13.5 fastacmd Parameters

fastacmd retrieves sequences, individually or in batches, from BLAST databases. When using it, you don't have to keep FASTA files on your file system after you've formatted the BLAST database. Sequences are stored in a case-insensitive format, however, so if you use lower- and uppercase for semantic purposes, this information will be lost.

Here are a few sample command lines using fastacmd:

fastacmd -d nr -s P02042
fastacmd -d nr -s 12837002,P02042
fastacmd -d nr -D
fastacmd -d est -i file_of_gi
cat file_of_gi | fastacmd -d est -i stdin

The following reference lists the default value for each fastacmd parameter.

-a [T/F]

Default: F

Retrieves all accessions even duplicates when using -s or -i to retrieve sequences. If -a isn't set, only the first accession of duplicates is retrieved.

-c [T/F]

Default: F

Uses Control-A as a nonredundant definition line separator. This parameter applies only to nonredundant databases with concatenated definition lines. By default, a normal space is used as the separator. Using Control-A unambiguously separates sequence definitions.

-d [string]

Default: nr

The database from which to retrieve sequences.

-D [T/F]

Default: F

Dumps the entire database in FASTA format.

-i [file]

Default: Optional

A batch retrieval. The format of the text file is one GI or accession per line. stdin is a valid file.
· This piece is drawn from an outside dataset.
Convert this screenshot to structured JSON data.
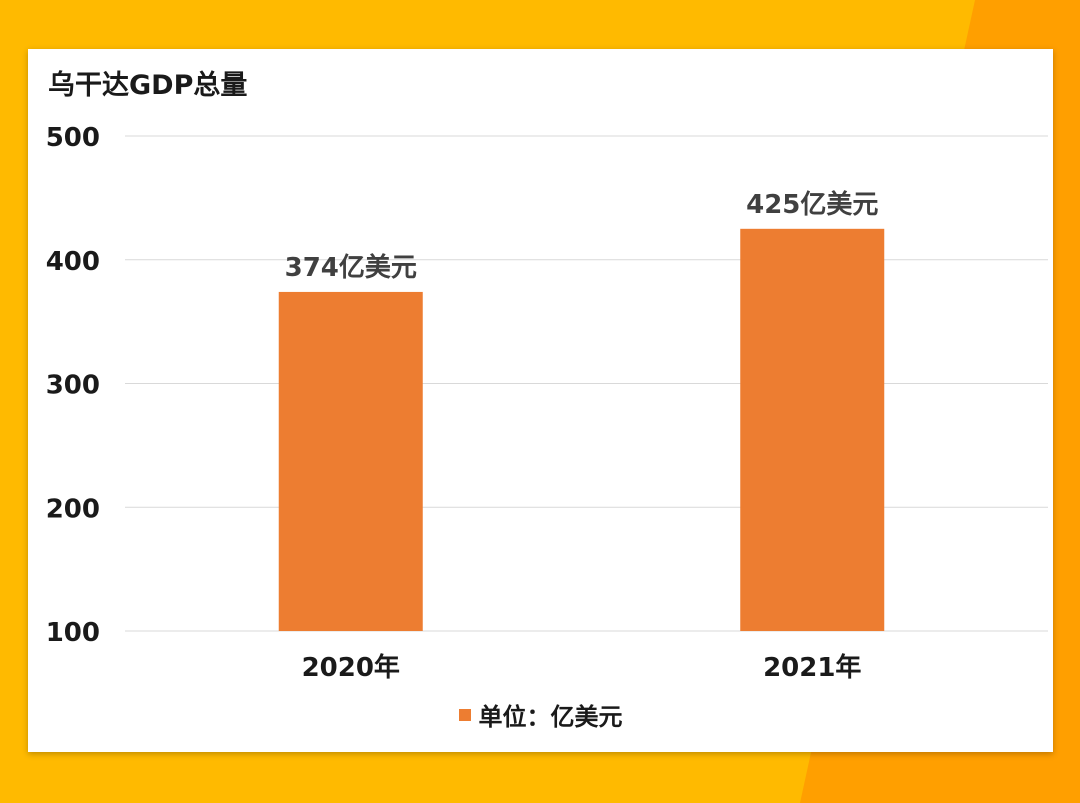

cat file_of_gi | fastacmd -d est -i stdin
-I

Default: Optional

Prints information about a formatted database. Overrides all other retrieval options. Needs to be used with -d.

fastacmd -d my_db -I
-l [integer]

Default: 80

Sequences line length. The most common values are 50 (a nice round number), 60 (evenly divisible by 3), and 80 (a traditional terminal width).

-L [integer],[integer]

Default: 0,0

Extracts a region of the sequence. Using as the start coordinate indicates the actual beginning of the sequence. Using 0 as the end coordinate indicates the end of the sequence. A colon and the sequence range are appended to the identifier to signify the region extracted.

fastacmd -d nr -s AAG39070 -L 10,50

>gi|11611819:10-50 (AF287139) Hoxa-11 [Latimeria chalumnae]
SGPDFSSLPSFLPQTPSSRPMTYSYSSNLPQVQPVREVTFR
-o [file]

Default: stdout

Sends the output to the named file or stdout, if none is named.

-p [T/F/G]

Default: G

Options

G

Guess. Look for a protein first, and then a nucleotide.

T

Protein.

F

Nucleotide.

-P [integer]

Default: Optional

Retrieves sequences with this PIG.

-s [string]

Default: Optional

An identifier of the sequence to retrieve. The identifier may be a GI or accession. To retrieve multiple sequences, the identifiers must be separated by commas as follows:

fastacmd -d nr -s AAG39070,11611819

To retrieve a large number of sequences, using the -i parameter is more convenient, especially since there may be limits on the length of command-line strings.

-S [1..2]

Default: 1

The strand on subsequence. Only used with nucleotide sequences.

1

Top strand

2

Bottom strand

-t [T/F]

Default: F

The definition line should contain target GI only. This parameter applies only to nonredundant databases. When set, only the definition line corresponding to the GI is reported, not the redundant definition lines. No such mechanism exists for accession numbers; redundancies are always reported.

-T [T/F]

Default: F

Gets taxonomy information from an NCBI-formatted BLAST database. The downloadable FASTA files don't allow this feature; only the preformatted will work. The preformatted databases can be found at ftp://ftp.ncbi.nlm.nih.gov/blast/db/FormattedDatabases/.